Monthly Archives: February 2014

Big Banks Exiting the Payday like Deposit Advance Loans

As the battle against payday loans continues, the Big Banks are yet again on the spotlight, this time, they promise to exit their version of payday products, the so-called deposit advances. The payday loans continue to hurt the finances of many people, but consumers are still prepared to use the services because some do not have other options. For institutions like banks, which operate under specific regulations, offering products that resemble payday loans has not been received lightly.

The consumer advocacy groups have all along been campaigning for the banks offering the deposit advance loans to stop doing that. These loans offer sky-high fees, and are termed as predatory as the payday loans. The version in which banks offer the payday loans follows similar features to those found in typical payday loans. The bank’s deposit advance loans are as bad as payday loans because they usually carry steep fees.

Many borrowers cannot afford to pay the fees charged by the banks on advance deposit in time. The date for payment of the deposit advance coincides with the paycheck time for the consumer or the days when government benefit payments are done. The consumer advocacy groups have also noted that the bank’s advance loans are made to mature in two weeks or one month, and this is typical of the payday loans.

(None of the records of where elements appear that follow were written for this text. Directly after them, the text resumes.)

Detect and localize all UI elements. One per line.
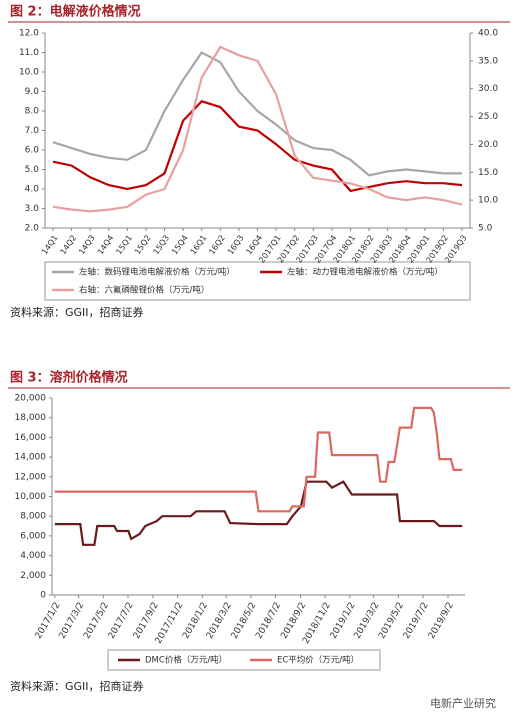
watermark: 电新产业研究 — [430, 696, 496, 710]
legend-label: 右轴：六氟磷酸锂价格（万元/吨） — [79, 285, 209, 296]
y-tick-label: 3.0 — [25, 204, 40, 214]
y-tick-label: 6,000 — [20, 531, 46, 541]
source-note: 资料来源：GGII，招商证券 — [10, 679, 144, 693]
y2-tick-label: 15.0 — [478, 168, 498, 178]
y-tick-label: 11.0 — [19, 48, 39, 58]
y2-tick-label: 20.0 — [478, 140, 498, 150]
y-tick-label: 2.0 — [25, 224, 40, 234]
x-tick-label: 15Q4 — [170, 233, 190, 256]
x-tick-label: 15Q3 — [151, 233, 171, 256]
y-tick-label: 5.0 — [25, 165, 40, 175]
y2-tick-label: 5.0 — [478, 224, 493, 234]
legend-label: 左轴：动力锂电池电解液价格（万元/吨） — [287, 267, 443, 278]
series-line — [52, 51, 462, 177]
legend-label: DMC价格（万元/吨） — [145, 655, 227, 666]
source-note: 资料来源：GGII，招商证券 — [10, 305, 144, 319]
x-tick-label: 2019/9/2 — [427, 601, 456, 641]
legend-box — [44, 261, 471, 301]
legend-box — [107, 649, 381, 671]
x-tick-label: 15Q1 — [114, 233, 134, 256]
y-tick-label: 8,000 — [20, 512, 46, 522]
x-tick-label: 14Q2 — [59, 233, 79, 256]
legend-label: 左轴：数码锂电池电解液价格（万元/吨） — [79, 267, 235, 278]
y2-tick-label: 10.0 — [478, 196, 498, 206]
figure-title: 图 3：溶剂价格情况 — [10, 370, 128, 386]
series-line — [54, 480, 463, 546]
x-tick-label: 16Q1 — [189, 233, 209, 256]
x-tick-label: 14Q3 — [77, 233, 97, 256]
y-tick-label: 0 — [40, 591, 46, 601]
x-tick-label: 16Q3 — [226, 233, 246, 256]
y-tick-label: 4.0 — [25, 185, 40, 195]
series-line — [52, 100, 463, 193]
y-tick-label: 4,000 — [20, 551, 46, 561]
y-tick-label: 6.0 — [25, 146, 40, 156]
legend-label: EC平均价（万元/吨） — [277, 655, 359, 666]
series-line — [54, 406, 463, 513]
x-tick-label: 15Q2 — [133, 233, 153, 256]
y-tick-label: 14,000 — [15, 453, 47, 463]
y-tick-label: 8.0 — [25, 107, 40, 117]
series-line — [52, 45, 463, 213]
y-tick-label: 10,000 — [15, 492, 47, 502]
x-tick-label: 14Q4 — [96, 233, 116, 256]
y-tick-label: 10.0 — [19, 68, 39, 78]
y-tick-label: 20,000 — [15, 394, 47, 404]
y-tick-label: 12,000 — [15, 472, 47, 482]
y-tick-label: 9.0 — [25, 87, 40, 97]
y-tick-label: 2,000 — [20, 571, 46, 581]
y2-tick-label: 35.0 — [478, 56, 498, 66]
x-tick-label: 14Q1 — [40, 233, 60, 256]
y2-tick-label: 40.0 — [478, 29, 498, 39]
y-tick-label: 16,000 — [15, 433, 47, 443]
y2-tick-label: 30.0 — [478, 84, 498, 94]
figure-title: 图 2：电解液价格情况 — [10, 4, 141, 20]
y-tick-label: 12.0 — [19, 29, 39, 39]
y-tick-label: 18,000 — [15, 413, 47, 423]
x-tick-label: 16Q2 — [207, 233, 227, 256]
y-tick-label: 7.0 — [25, 126, 40, 136]
y2-tick-label: 25.0 — [478, 112, 498, 122]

Since banks have access to the accounts of the consumers, they pay themselves back directly from the checking accounts of the borrowers immediately their next recurring direct deposit is made to their accounts. Owning to the pressure put by the consumer advocacy groups and other institutions like the Federal Deposit Insurance Corporation, banks have had to give up in their advance loans business.

Some of the banks, which have stopped offering those loan products, include the U.S. Bank, Wells Fargo, Fifth Third, as well as the Regions. The short-term deposit advance loans are offered to consumers to pay in the next paycheck. The loans are typically a few hundred dollars or less than that. They are automatically repaid after one week or one month from the customer’s checking account, and the money is deducted after the pay period.

The loans carry triple-digit interest rates when annualized. Although the payday lenders and the bank’s offering deposit advance have constantly insisted that these loans are made for short-term use only, the structuring of the product does not make it possible to be used as a short loan. Consumers will always find themselves in need of the same service again not because they are enjoying it but because they have been trapped in a cycle of debts.

Therefore, technically, the deposit advance and payday loans are not short-term loans but deceivingly long term lending products. In a report presented by the Center for Responsible Lending, it indicated that the deposit advance loans issued by the banks carry averagely 10 days term, and the fees range from somewhere around $10 for every $100. This fee, when calculated on annual basis shows that the borrower pays about 365% in annual percentage rate.